Lookouts' bad trip taken for last time

The Chattanooga Lookouts took an eight-hour bus trip Thursday to Raleigh, N.C., and will open a five-game series tonight against the Carolina Mudcats in nearby Zebulon.

It's the fourth road series this season for the Lookouts and the second in Carolina, but the proverbial light at the end of the tunnel has arrived. Carolina is scheduled to relocate to Pensacola, Fla., next season, so the longest and most grueling journey the Lookouts take each season will come to a conclusion with this series.

"That's good for the guys coming in next year, but I wish they would have done it this year," second baseman Jaime Pedroza said. "This is the worst trip we've got."

According to the Southern League, the 491 miles between Chattanooga and Zebulon is the longest distance the Lookouts have to cover. Yet it's the third shortest distance for the Mudcats, who must travel 357 miles to face their closest foe, the Tennessee Smokies.

The longest trip in the league is the whopping 839-mile journey from Carolina to Mississippi.

Carolina joined the league in 1991, when the Mudcats moved from Columbus, Ga., and has been Chattanooga's most common foe in recent seasons. The two teams met 37 times in 2005, and the Lookouts usually make at least three trips annually to what longtime broadcaster Larry Ward dubs "Planet Zebulon."

"It's a great ballpark and the people are fantastic, but nobody goes to the games compared to the other cities," Ward said. "It's out in the middle of a tobacco field.

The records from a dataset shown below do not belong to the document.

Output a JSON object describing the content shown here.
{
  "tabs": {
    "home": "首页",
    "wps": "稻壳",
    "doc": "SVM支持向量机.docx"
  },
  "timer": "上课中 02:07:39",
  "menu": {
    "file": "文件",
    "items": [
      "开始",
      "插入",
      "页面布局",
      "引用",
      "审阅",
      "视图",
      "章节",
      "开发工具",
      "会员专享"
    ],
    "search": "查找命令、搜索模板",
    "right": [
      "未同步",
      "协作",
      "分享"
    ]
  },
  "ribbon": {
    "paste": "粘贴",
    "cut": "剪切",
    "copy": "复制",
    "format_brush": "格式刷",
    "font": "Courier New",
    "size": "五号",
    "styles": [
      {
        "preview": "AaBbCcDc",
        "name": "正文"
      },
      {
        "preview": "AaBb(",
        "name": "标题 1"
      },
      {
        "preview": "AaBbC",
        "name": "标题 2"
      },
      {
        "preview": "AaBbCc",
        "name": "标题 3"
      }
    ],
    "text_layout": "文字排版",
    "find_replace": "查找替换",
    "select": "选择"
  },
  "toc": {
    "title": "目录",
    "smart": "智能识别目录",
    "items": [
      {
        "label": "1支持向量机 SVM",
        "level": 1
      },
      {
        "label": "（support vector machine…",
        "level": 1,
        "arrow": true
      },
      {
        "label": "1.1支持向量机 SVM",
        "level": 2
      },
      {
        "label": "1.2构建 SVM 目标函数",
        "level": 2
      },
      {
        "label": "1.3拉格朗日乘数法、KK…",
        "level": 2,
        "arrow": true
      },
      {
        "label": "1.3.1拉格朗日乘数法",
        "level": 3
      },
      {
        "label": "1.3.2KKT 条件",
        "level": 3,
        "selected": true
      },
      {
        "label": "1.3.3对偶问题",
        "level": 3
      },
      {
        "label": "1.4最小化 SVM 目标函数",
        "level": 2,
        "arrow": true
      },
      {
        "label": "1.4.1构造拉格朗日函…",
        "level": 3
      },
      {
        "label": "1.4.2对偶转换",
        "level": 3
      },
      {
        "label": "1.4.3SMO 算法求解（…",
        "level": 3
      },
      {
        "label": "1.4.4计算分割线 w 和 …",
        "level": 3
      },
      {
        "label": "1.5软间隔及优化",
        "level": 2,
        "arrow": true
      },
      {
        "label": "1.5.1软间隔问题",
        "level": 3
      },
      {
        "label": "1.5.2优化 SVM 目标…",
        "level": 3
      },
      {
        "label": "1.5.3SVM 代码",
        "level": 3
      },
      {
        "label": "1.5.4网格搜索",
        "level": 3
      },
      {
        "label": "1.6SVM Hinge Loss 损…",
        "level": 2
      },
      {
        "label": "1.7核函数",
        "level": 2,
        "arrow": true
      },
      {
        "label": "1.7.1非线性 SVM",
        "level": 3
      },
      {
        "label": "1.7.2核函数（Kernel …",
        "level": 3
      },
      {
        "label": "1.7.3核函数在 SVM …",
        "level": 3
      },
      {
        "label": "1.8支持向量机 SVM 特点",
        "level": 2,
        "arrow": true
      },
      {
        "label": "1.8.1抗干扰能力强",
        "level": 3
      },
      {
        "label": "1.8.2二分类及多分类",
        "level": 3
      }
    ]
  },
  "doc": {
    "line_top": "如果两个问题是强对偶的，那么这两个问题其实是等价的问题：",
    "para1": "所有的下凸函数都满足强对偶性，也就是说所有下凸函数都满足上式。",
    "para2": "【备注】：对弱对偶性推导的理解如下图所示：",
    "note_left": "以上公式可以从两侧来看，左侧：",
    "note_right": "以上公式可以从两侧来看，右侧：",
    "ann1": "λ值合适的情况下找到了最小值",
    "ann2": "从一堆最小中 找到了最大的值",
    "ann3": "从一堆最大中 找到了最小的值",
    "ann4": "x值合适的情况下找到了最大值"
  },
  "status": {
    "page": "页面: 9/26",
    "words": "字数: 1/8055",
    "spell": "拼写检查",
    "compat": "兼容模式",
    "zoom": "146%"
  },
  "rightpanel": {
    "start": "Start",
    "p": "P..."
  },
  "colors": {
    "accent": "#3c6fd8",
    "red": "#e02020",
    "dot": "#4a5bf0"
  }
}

I once watched a guy get off his tractor on the other side of the right-field wall, come in the ballpark for a hot dog and a beer, and then in the eighth inning go back out to his tractor."

Zebulon has a population of less than 5,000, and the only part of the town the Lookouts have frequented is 6,500-seat Five County Stadium, which was built in 1991 and revamped in 2000. Visiting teams stay in Raleigh, which Ward said used to be a 35-minute drive to the park but is now closer to 25 thanks to a bypass.

That hotel-to-park commute is the longest in the league.

"Every day, you've got to travel an hour," Ward said. "It's very unlike any of the other cities we've gone to for forever in this league. The trip just wears you out."

Traveling to Zebulon or Jacksonville or Mobile can be an adjustment to the new Lookouts who have come from Inland Empire in the high Single-A California League. Lookouts manager Carlos Subero managed Inland Empire in 2009 and said his team spent fewer than 20 nights in a hotel.

"Everything else was either at home or a commute," Subero said. "The California League is probably the best in terms of travel."

The Lookouts were given a break this week, because their trip to Zebulon occurred on an off day. They won't be so lucky next week, when they close the five-game set Tuesday night and have to host Huntsville on Wednesday night.

Then that should be it, unless the Lookouts and Mudcats qualify for the playoffs.

"I can't sleep on the bus," first baseman Scott Van Slyke said. "I've got Netflix on my iPad, and I know a lot of guys have Monopoly, so we'll play four-player Monopoly and other stupid stuff.

"I'm glad it's the last time we're going there."